The three-hour plus show averaged 1,374,000 viewers, putting it behind the 1,964,000 viewers for the Feb. 2016 show that featured bouts between Royce Gracie vs. Ken Shamrock and the late Kimbo Slice vs. Dada 5000, and the 1,580,000 viewers that tuned in for the June 2015 show headlined by Slice vs. Shamrock. Saturday night’s number was slightly ahead of the 1.2 million viewer average for the Nov. 2014 show headlined by Ortiz vs. Stephan Bonnar.
The main event itself averaged 1.85 million viewers, making it the fourth most-watched fight in company history, trailing only Slice vs. Dada (2.5 million), Gracie vs. Shamrock (2.4 million) and Shamrock vs. Slice (2.3 million). The peak rating for the fight — as well as numbers including DVR viewership — should be available later in the week.
Bellator was the most-watched show on cable television for the night in the 18-49 male demographic, and second-highest overall in the 18-49 demo.
For a comparison, in 2016 only five UFC television events did bigger numbers, and most of those were prelims ahead of monster pay-per-views (UFC 196, 200, 205 and 207). The only other show to do a bigger number was the FOX Sports 1 fight night featuring Dominick Cruz versus T.J. Dillashaw for the bantamweight title.
The positive sign is that the Paul Daley first-round flying knee knockout of Brennan Ward did 1.7 million viewers. During the broadcast, the announcers pushed the idea that while Ortiz vs. Sonnen was the main event, that to the insiders and the fighters, Daley vs. Ward was the fight everyone was looking forward to.
It's key because if Ortiz stays retired — and he just turned 42 on Monday — most of the key components that have drawn Bellator's biggest numbers are unlikely to fight again. It's imperative for Bellator's future that the fans who watch the name fighters of the past take notice of a few fighters on the undercards.
Saturday also marked Sonnen's first fight with the promotion. Sonnen had pushed the narrative in the buildup that he was looking to fight Wanderlei Silva, a major grudge fight that the UFC attempted to put together, but never materialized. Silva was suspended for fleeing the scene of a random drug test and was later released by UFC.
Silva hasn't fought since a May 2013 win over Brian Stann.
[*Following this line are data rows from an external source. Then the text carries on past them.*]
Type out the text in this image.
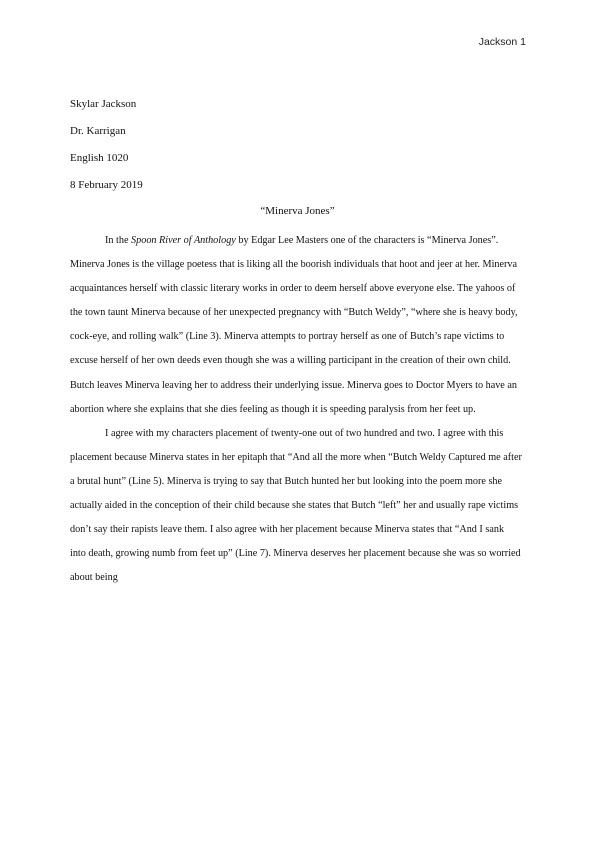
Jackson 1
Skylar Jackson
Dr. Karrigan
English 1020
8 February 2019
“Minerva Jones”

In the Spoon River of Anthology by Edgar Lee Masters one of the characters is “Minerva Jones”. Minerva Jones is the village poetess that is liking all the boorish individuals that hoot and jeer at her. Minerva acquaintances herself with classic literary works in order to deem herself above everyone else. The yahoos of the town taunt Minerva because of her unexpected pregnancy with “Butch Weldy”, “where she is heavy body, cock-eye, and rolling walk” (Line 3). Minerva attempts to portray herself as one of Butch’s rape victims to excuse herself of her own deeds even though she was a willing participant in the creation of their own child. Butch leaves Minerva leaving her to address their underlying issue. Minerva goes to Doctor Myers to have an abortion where she explains that she dies feeling as though it is speeding paralysis from her feet up.

I agree with my characters placement of twenty-one out of two hundred and two. I agree with this placement because Minerva states in her epitaph that “And all the more when “Butch Weldy Captured me after a brutal hunt” (Line 5). Minerva is trying to say that Butch hunted her but looking into the poem more she actually aided in the conception of their child because she states that Butch “left” her and usually rape victims don’t say their rapists leave them. I also agree with her placement because Minerva states that “And I sank into death, growing numb from feet up” (Line 7). Minerva deserves her placement because she was so worried about being
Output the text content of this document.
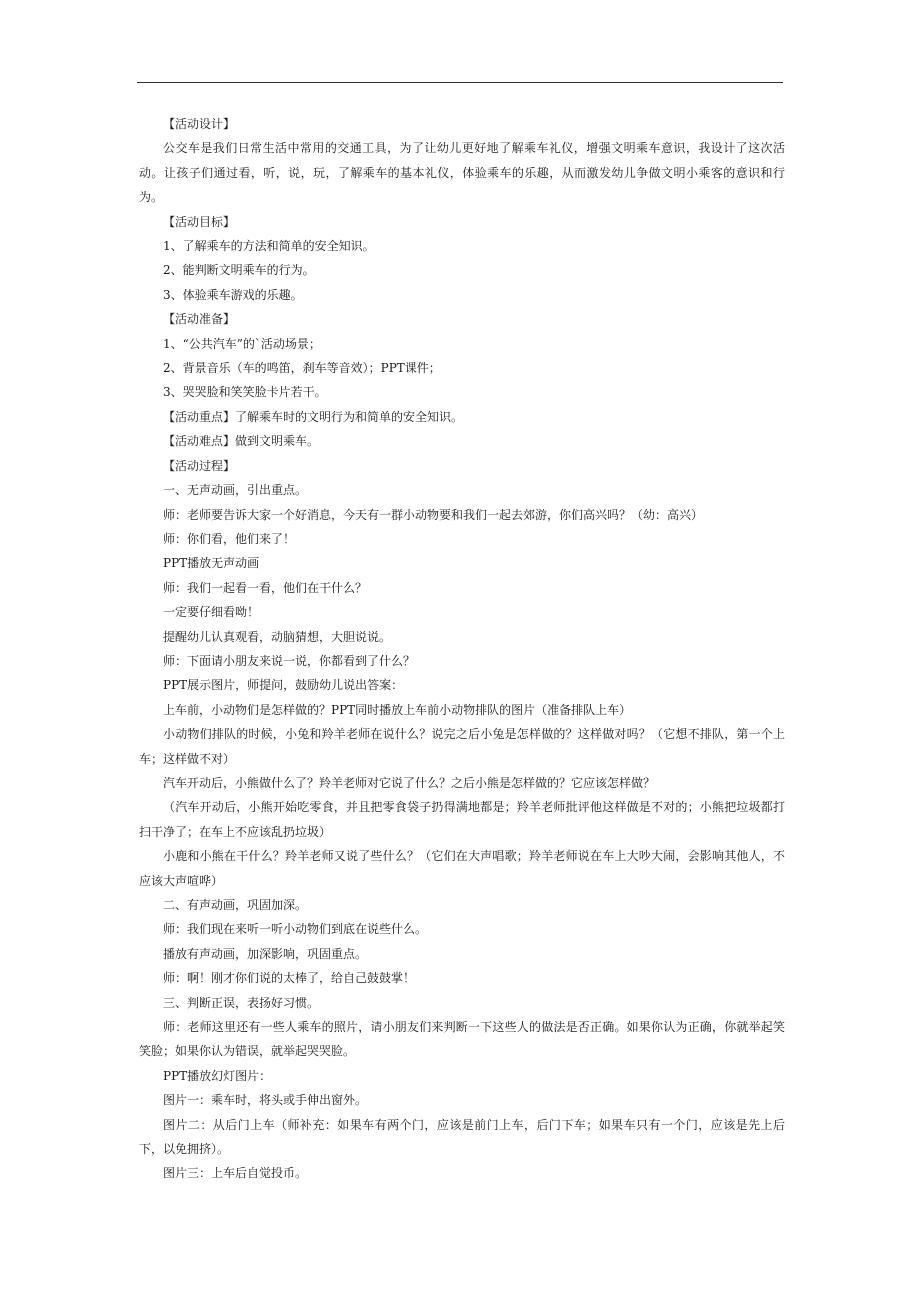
【活动设计】

公交车是我们日常生活中常用的交通工具，为了让幼儿更好地了解乘车礼仪，增强文明乘车意识，我设计了这次活动。让孩子们通过看，听，说，玩，了解乘车的基本礼仪，体验乘车的乐趣，从而激发幼儿争做文明小乘客的意识和行为。

【活动目标】

1、了解乘车的方法和简单的安全知识。

2、能判断文明乘车的行为。

3、体验乘车游戏的乐趣。

【活动准备】

1、“公共汽车”的`活动场景；

2、背景音乐（车的鸣笛，刹车等音效）；PPT课件；

3、哭哭脸和笑笑脸卡片若干。

【活动重点】了解乘车时的文明行为和简单的安全知识。

【活动难点】做到文明乘车。

【活动过程】

一、无声动画，引出重点。

师：老师要告诉大家一个好消息，今天有一群小动物要和我们一起去郊游，你们高兴吗？（幼：高兴）

师：你们看，他们来了！

PPT播放无声动画

师：我们一起看一看，他们在干什么？

一定要仔细看呦！

提醒幼儿认真观看，动脑猜想，大胆说说。

师：下面请小朋友来说一说，你都看到了什么？

PPT展示图片，师提问，鼓励幼儿说出答案：

上车前，小动物们是怎样做的？PPT同时播放上车前小动物排队的图片（准备排队上车）

小动物们排队的时候，小兔和羚羊老师在说什么？说完之后小兔是怎样做的？这样做对吗？（它想不排队，第一个上车；这样做不对）

汽车开动后，小熊做什么了？羚羊老师对它说了什么？之后小熊是怎样做的？它应该怎样做？

（汽车开动后，小熊开始吃零食，并且把零食袋子扔得满地都是；羚羊老师批评他这样做是不对的；小熊把垃圾都打扫干净了；在车上不应该乱扔垃圾）

小鹿和小熊在干什么？羚羊老师又说了些什么？（它们在大声唱歌；羚羊老师说在车上大吵大闹，会影响其他人，不应该大声喧哗）

二、有声动画，巩固加深。

师：我们现在来听一听小动物们到底在说些什么。

播放有声动画，加深影响，巩固重点。

师：啊！刚才你们说的太棒了，给自己鼓鼓掌！

三、判断正误，表扬好习惯。

师：老师这里还有一些人乘车的照片，请小朋友们来判断一下这些人的做法是否正确。如果你认为正确，你就举起笑笑脸；如果你认为错误，就举起哭哭脸。

PPT播放幻灯图片：

图片一：乘车时，将头或手伸出窗外。

图片二：从后门上车（师补充：如果车有两个门，应该是前门上车，后门下车；如果车只有一个门，应该是先上后下，以免拥挤）。

图片三：上车后自觉投币。
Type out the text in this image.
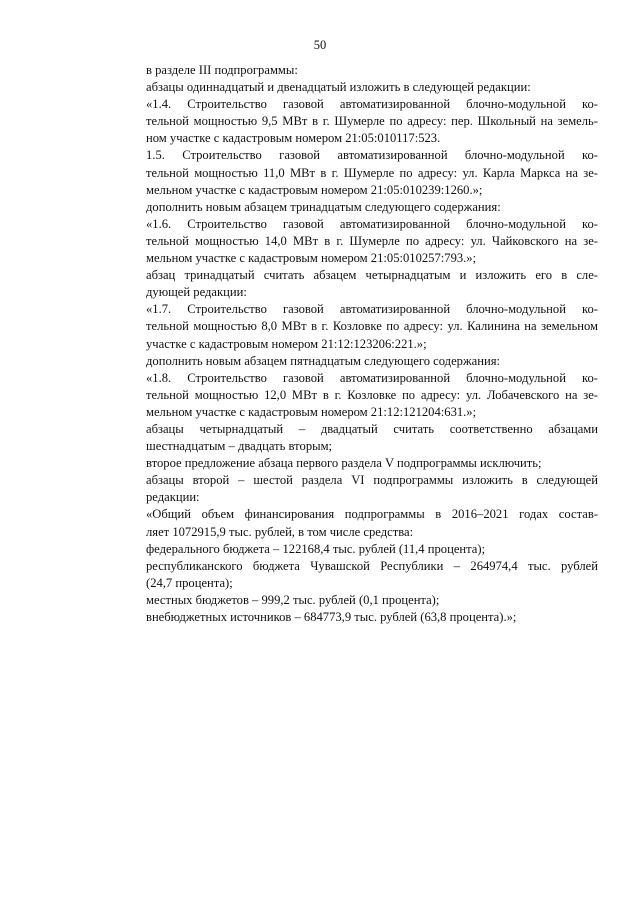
50

в разделе III подпрограммы:

абзацы одиннадцатый и двенадцатый изложить в следующей редакции:

«1.4. Строительство газовой автоматизированной блочно-модульной ко-
тельной мощностью 9,5 МВт в г. Шумерле по адресу: пер. Школьный на земель-
ном участке с кадастровым номером 21:05:010117:523.

1.5. Строительство газовой автоматизированной блочно-модульной ко-
тельной мощностью 11,0 МВт в г. Шумерле по адресу: ул. Карла Маркса на зе-
мельном участке с кадастровым номером 21:05:010239:1260.»;

дополнить новым абзацем тринадцатым следующего содержания:

«1.6. Строительство газовой автоматизированной блочно-модульной ко-
тельной мощностью 14,0 МВт в г. Шумерле по адресу: ул. Чайковского на зе-
мельном участке с кадастровым номером 21:05:010257:793.»;

абзац тринадцатый считать абзацем четырнадцатым и изложить его в сле-
дующей редакции:

«1.7. Строительство газовой автоматизированной блочно-модульной ко-
тельной мощностью 8,0 МВт в г. Козловке по адресу: ул. Калинина на земельном
участке с кадастровым номером 21:12:123206:221.»;

дополнить новым абзацем пятнадцатым следующего содержания:

«1.8. Строительство газовой автоматизированной блочно-модульной ко-
тельной мощностью 12,0 МВт в г. Козловке по адресу: ул. Лобачевского на зе-
мельном участке с кадастровым номером 21:12:121204:631.»;

абзацы четырнадцатый – двадцатый считать соответственно абзацами
шестнадцатым – двадцать вторым;

второе предложение абзаца первого раздела V подпрограммы исключить;

абзацы второй – шестой раздела VI подпрограммы изложить в следующей
редакции:

«Общий объем финансирования подпрограммы в 2016–2021 годах состав-
ляет 1072915,9 тыс. рублей, в том числе средства:

федерального бюджета – 122168,4 тыс. рублей (11,4 процента);

республиканского бюджета Чувашской Республики – 264974,4 тыс. рублей
(24,7 процента);

местных бюджетов – 999,2 тыс. рублей (0,1 процента);

внебюджетных источников – 684773,9 тыс. рублей (63,8 процента).»;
His three-year suspension ends on May 25. However, Silva pulled out of a December fight with Mirko Cro Cop for Rizin in Japan, where MMA isn't regulated and thus suspended fighters are allowed to compete.
Spike TV also reported that the Bellator 170 prelims drew the second-most viewers in history on the Bellator web site, trailing the February 19, 2016 show. The post-fight press conference on YouTube saw the most concurrent viewers for any event in the history of the promotion.
Bellator was also the No. 1 trending topic on Twitter during the event.
On Saturday, Tito Ortiz was the second-most searched for topic of the day on Google, with more than 200,000 searches, behind only the women's matches.